In Poland, some mainstream media had the balls to talk about ACTA, which coincided with high-profile "hacking" attacks on govt websites. This lead to a sudden spread of public awareness. And when the kids heard that free downloading of mp3s, movies and porn is threatened, they took to the streets. (http://news.ycombinator.com/item?id=3502200)

And how did the media learn about ACTA in the first place? That's still a bit of a riddle to me. Certainly some active NGOs, like the Panoptykon Foundation, and enlightened individuals, like Piotr Waglowski (a lawyer of some fame in the digital community) have contributed by constantly pesking the govt about ACTA.

2 comments

Well, for instance in the Netherlands, we have a lobby organisation called Bits of Freedom, who are basically an EFF but less Linuxy.

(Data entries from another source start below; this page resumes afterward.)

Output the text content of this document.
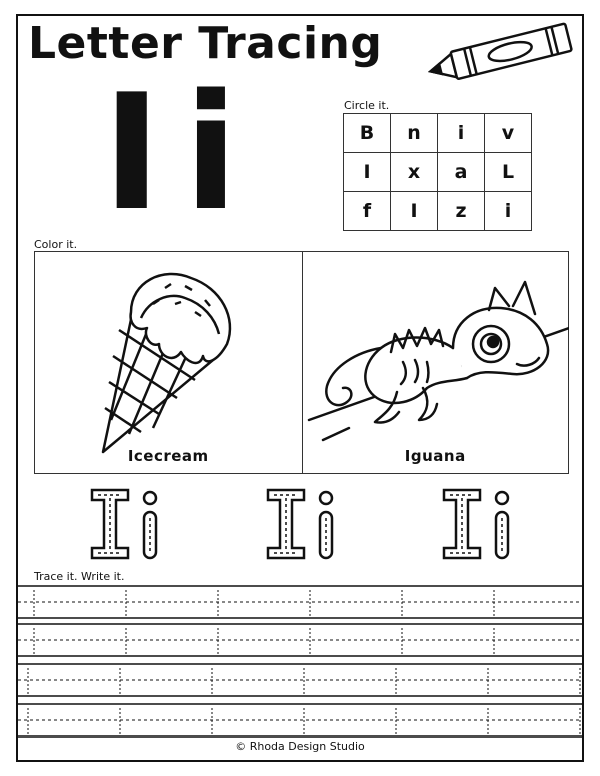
Letter Tracing
Ii	Circle it.
B	n	i	v
I	x	a	L
f	I	z	i
Color it.
Icecream	Iguana
Trace it. Write it.
© Rhoda Design Studio
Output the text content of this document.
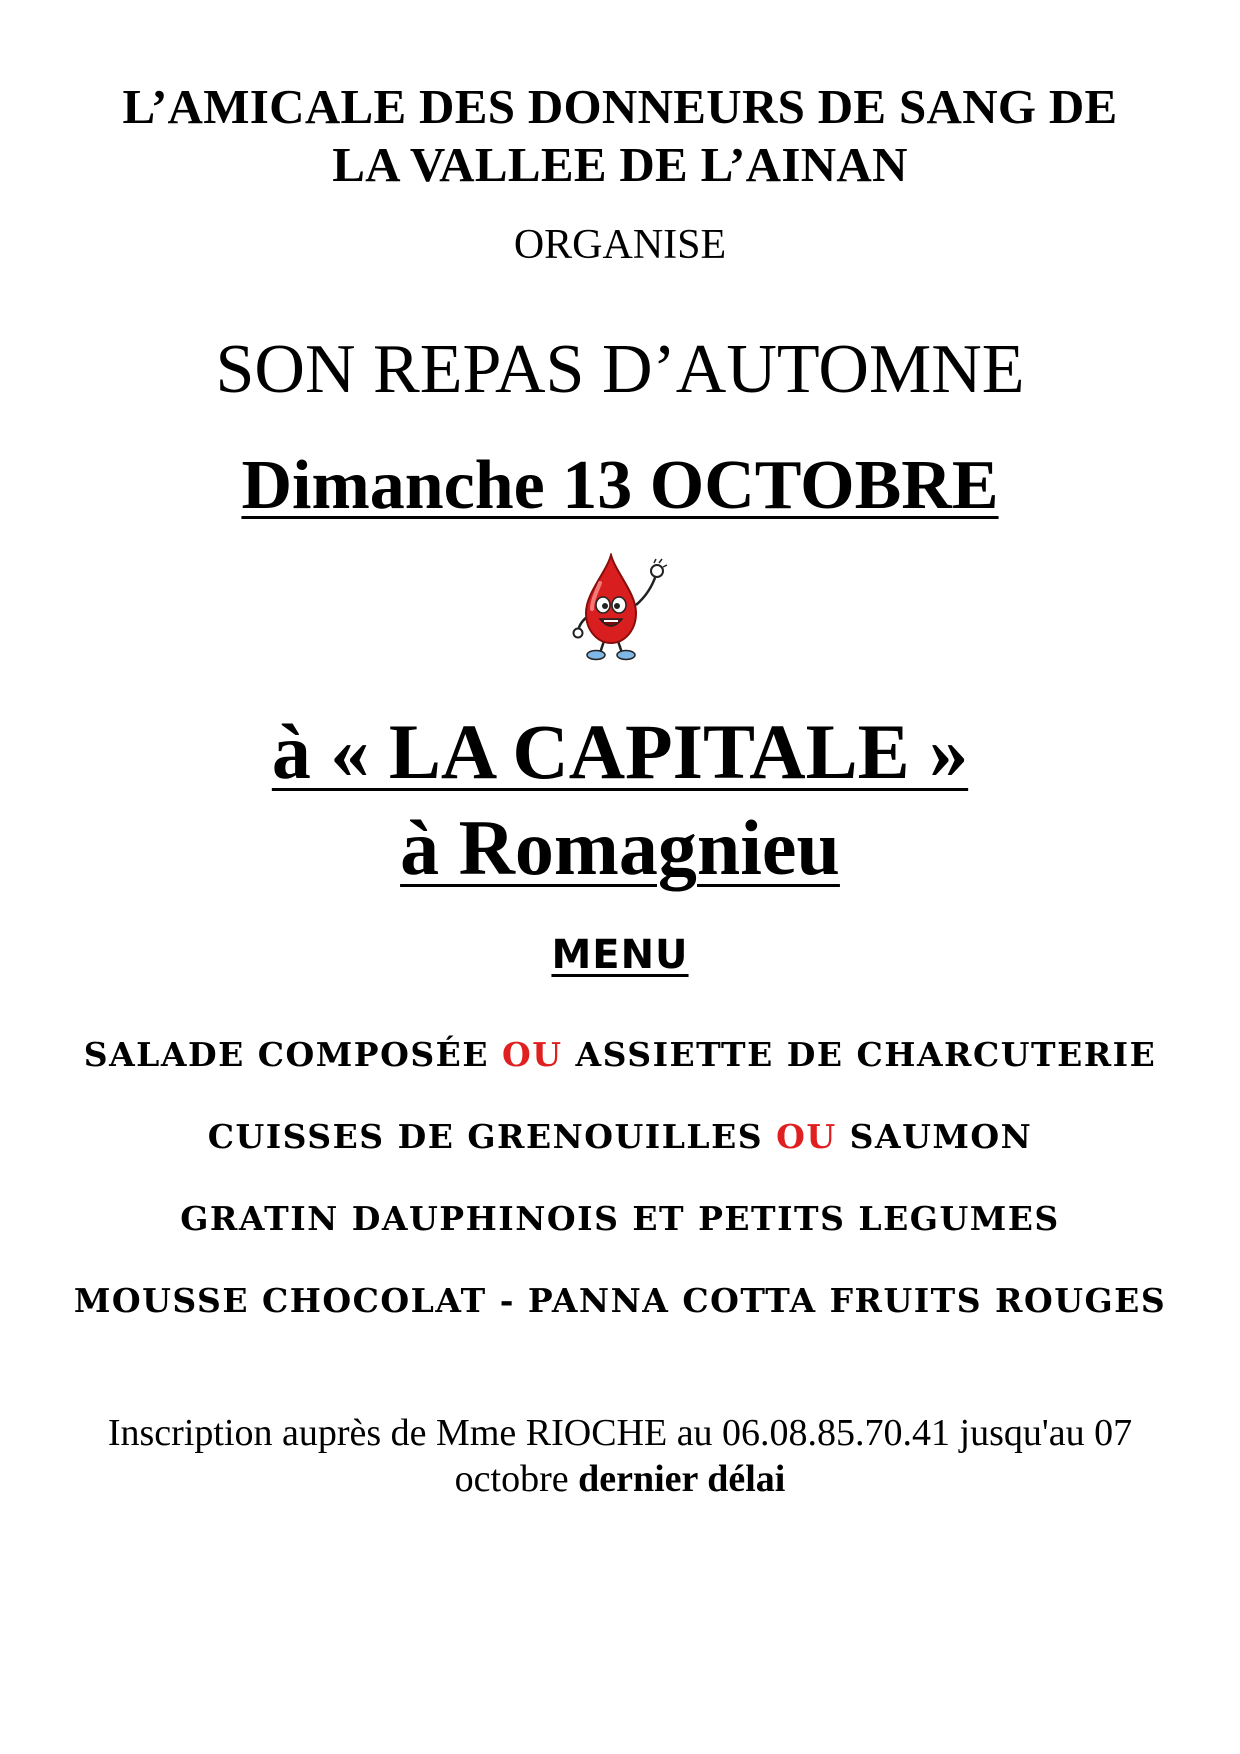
L’AMICALE DES DONNEURS DE SANG DE
LA VALLEE DE L’AINAN
ORGANISE
SON REPAS D’AUTOMNE
Dimanche 13 OCTOBRE
à « LA CAPITALE »
à Romagnieu
MENU
SALADE COMPOSÉE OU ASSIETTE DE CHARCUTERIE
CUISSES DE GRENOUILLES OU SAUMON
GRATIN DAUPHINOIS ET PETITS LEGUMES
MOUSSE CHOCOLAT - PANNA COTTA FRUITS ROUGES
Inscription auprès de Mme RIOCHE au 06.08.85.70.41 jusqu'au 07
octobre dernier délai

They are usually rather capable of causing a somewhat decent ruckus when nasty stuff happens, and they usually quickly get the support of at least the liberals and the far-right-conservatives (who are pretty consistently in favour of free and open internet though nobody understands why).

Still, nothing about ACTA. Thanks for laying out the Polish case for me though.

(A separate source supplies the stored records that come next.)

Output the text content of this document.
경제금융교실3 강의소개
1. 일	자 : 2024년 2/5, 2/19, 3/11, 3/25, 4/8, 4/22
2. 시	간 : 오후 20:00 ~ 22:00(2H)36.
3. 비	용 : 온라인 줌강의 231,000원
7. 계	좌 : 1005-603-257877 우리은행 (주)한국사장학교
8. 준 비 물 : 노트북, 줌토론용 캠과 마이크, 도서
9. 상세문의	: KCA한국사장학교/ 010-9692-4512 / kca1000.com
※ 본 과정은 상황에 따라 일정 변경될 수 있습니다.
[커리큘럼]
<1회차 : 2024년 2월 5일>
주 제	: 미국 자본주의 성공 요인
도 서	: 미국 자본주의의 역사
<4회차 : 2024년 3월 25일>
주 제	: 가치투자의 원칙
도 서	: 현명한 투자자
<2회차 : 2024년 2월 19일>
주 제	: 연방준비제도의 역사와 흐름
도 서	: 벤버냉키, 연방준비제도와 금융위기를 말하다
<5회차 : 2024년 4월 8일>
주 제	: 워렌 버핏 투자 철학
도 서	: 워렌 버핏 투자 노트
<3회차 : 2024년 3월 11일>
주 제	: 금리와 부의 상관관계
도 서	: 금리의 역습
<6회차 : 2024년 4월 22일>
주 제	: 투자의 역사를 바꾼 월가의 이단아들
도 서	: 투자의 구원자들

Obviously, Bits Of Freedom didn't bother to do much about ACTA.
A digital civil rights movement that prefers secretive backroom politics over public activism is not exactly the right organisation to protest secretive backroom politics...

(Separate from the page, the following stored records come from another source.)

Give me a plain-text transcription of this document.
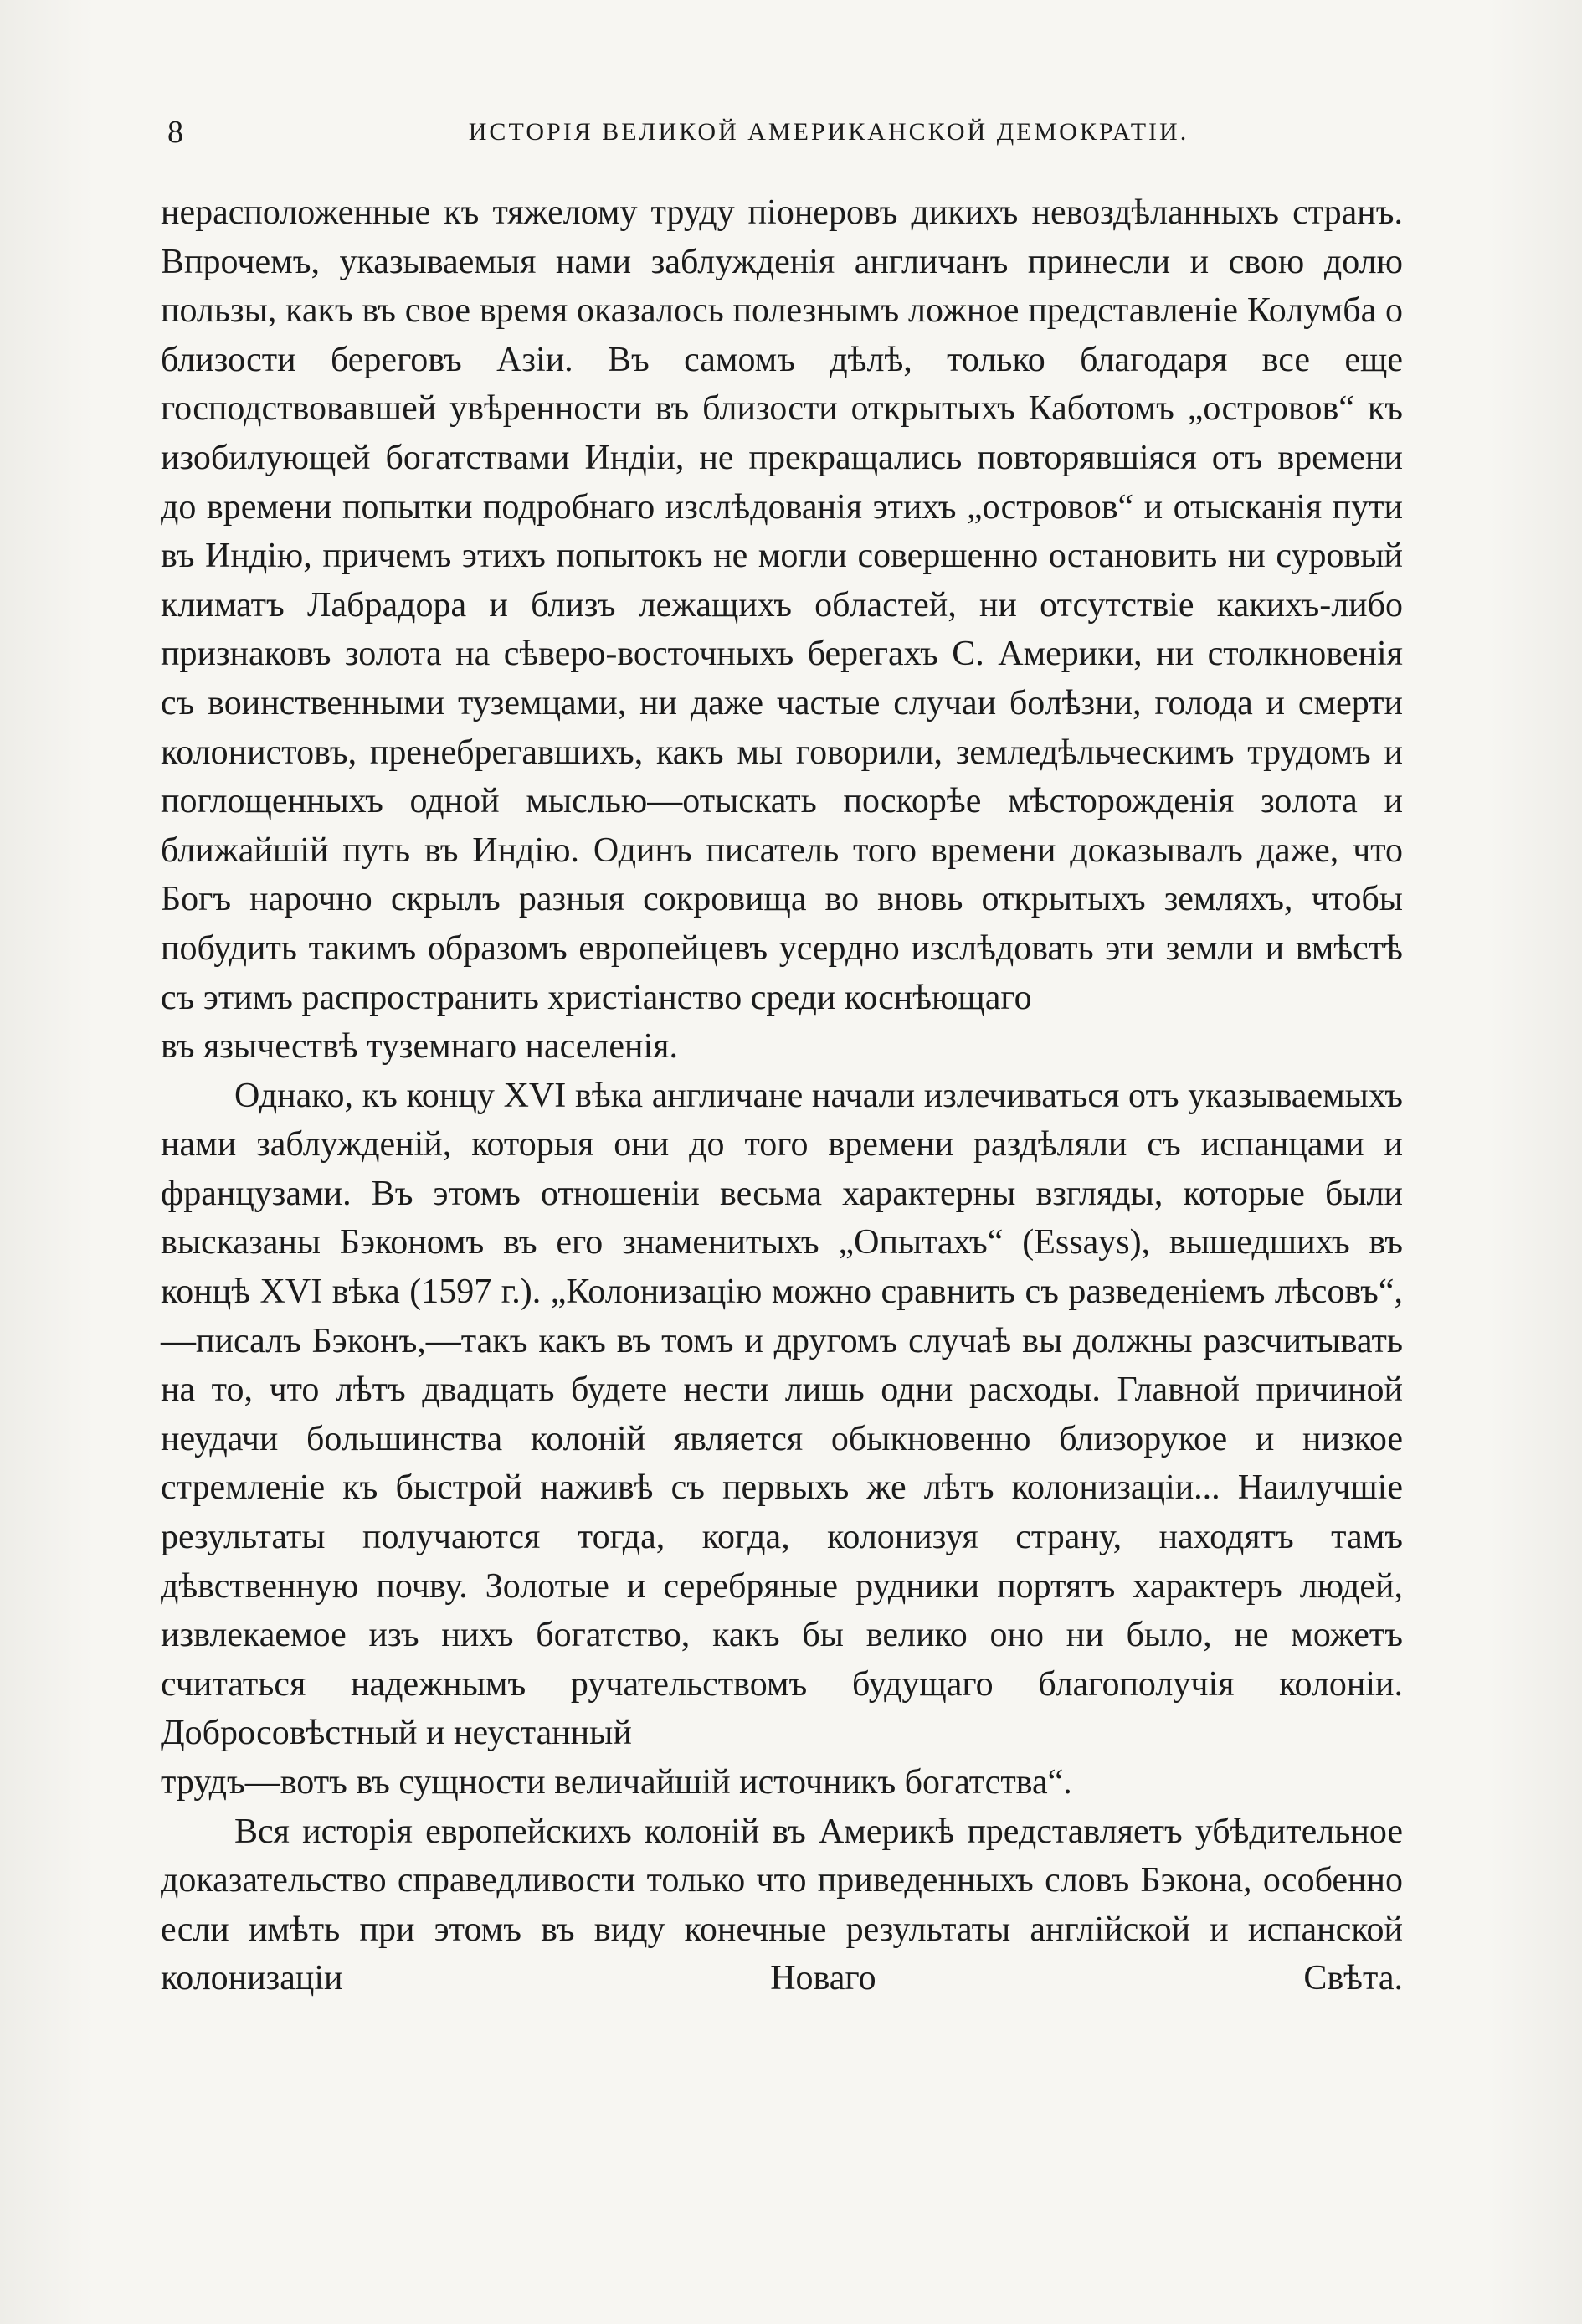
8	ИСТОРІЯ ВЕЛИКОЙ АМЕРИКАНСКОЙ ДЕМОКРАТІИ.

нерасположенные къ тяжелому труду піонеровъ дикихъ невоздѣланныхъ странъ. Впрочемъ, указываемыя нами заблужденія англичанъ принесли и свою долю пользы, какъ въ свое время оказалось полезнымъ ложное представленіе Колумба о близости береговъ Азіи. Въ самомъ дѣлѣ, только благодаря все еще господствовавшей увѣренности въ близости открытыхъ Каботомъ „островов“ къ изобилующей богатствами Индіи, не прекращались повторявшіяся отъ времени до времени попытки подробнаго изслѣдованія этихъ „островов“ и отысканія пути въ Индію, причемъ этихъ попытокъ не могли совершенно остановить ни суровый климатъ Лабрадора и близъ лежащихъ областей, ни отсутствіе какихъ-либо признаковъ золота на сѣверо-восточныхъ берегахъ С. Америки, ни столкновенія съ воинственными туземцами, ни даже частые случаи болѣзни, голода и смерти колонистовъ, пренебрегавшихъ, какъ мы говорили, земледѣльческимъ трудомъ и поглощенныхъ одной мыслью—отыскать поскорѣе мѣсторожденія золота и ближайшій путь въ Индію. Одинъ писатель того времени доказывалъ даже, что Богъ нарочно скрылъ разныя сокровища во вновь открытыхъ земляхъ, чтобы побудить такимъ образомъ европейцевъ усердно изслѣдовать эти земли и вмѣстѣ съ этимъ распространить христіанство среди коснѣющаго
въ язычествѣ туземнаго населенія.

Однако, къ концу XVI вѣка англичане начали излечиваться отъ указываемыхъ нами заблужденій, которыя они до того времени раздѣляли съ испанцами и французами. Въ этомъ отношеніи весьма характерны взгляды, которые были высказаны Бэкономъ въ его знаменитыхъ „Опытахъ“ (Essays), вышедшихъ въ концѣ XVI вѣка (1597 г.). „Колонизацію можно сравнить съ разведеніемъ лѣсовъ“,—писалъ Бэконъ,—такъ какъ въ томъ и другомъ случаѣ вы должны разсчитывать на то, что лѣтъ двадцать будете нести лишь одни расходы. Главной причиной неудачи большинства колоній является обыкновенно близорукое и низкое стремленіе къ быстрой наживѣ съ первыхъ же лѣтъ колонизаціи... Наилучшіе результаты получаются тогда, когда, колонизуя страну, находятъ тамъ дѣвственную почву. Золотые и серебряные рудники портятъ характеръ людей, извлекаемое изъ нихъ богатство, какъ бы велико оно ни было, не можетъ считаться надежнымъ ручательствомъ будущаго благополучія колоніи. Добросовѣстный и неустанный
трудъ—вотъ въ сущности величайшій источникъ богатства“.

Вся исторія европейскихъ колоній въ Америкѣ представляетъ убѣдительное доказательство справедливости только что приведенныхъ словъ Бэкона, особенно если имѣть при этомъ въ виду конечные результаты англійской и испанской колонизаціи Новаго Свѣта.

This is typical for BoF. "They" decide what's important, behind closed doors. They are no different from ruling political class, which is both their strength (when it comes to lobbying) and their weakness (when it comes to representing the people who's rights they claim to stand up for).

The start of the negotiation process was formally acknowledged in various diplomatic venues, as it usually is for these treaties: for such large negotiations the bureaucracy is huge (the days of Molotov-Ribbentropp are long gone), so people knew something was going to happen.

Then negotiators tried hard to keep any interested NGO and independent parties from getting access; inevitably, their interest was piqued even more, and leaks started to appear, as they always do when Evil Stuff is in the works.

I'm pretty sure people like Cory Doctorow were banging the drums about ACTA years ago.

Yeah, but who hears Cory Doctorow, when he writes on his blog, which is read only by geeks.

The problem is breaking through to the wider public, to the mainstream media. We managed to do that in Poland.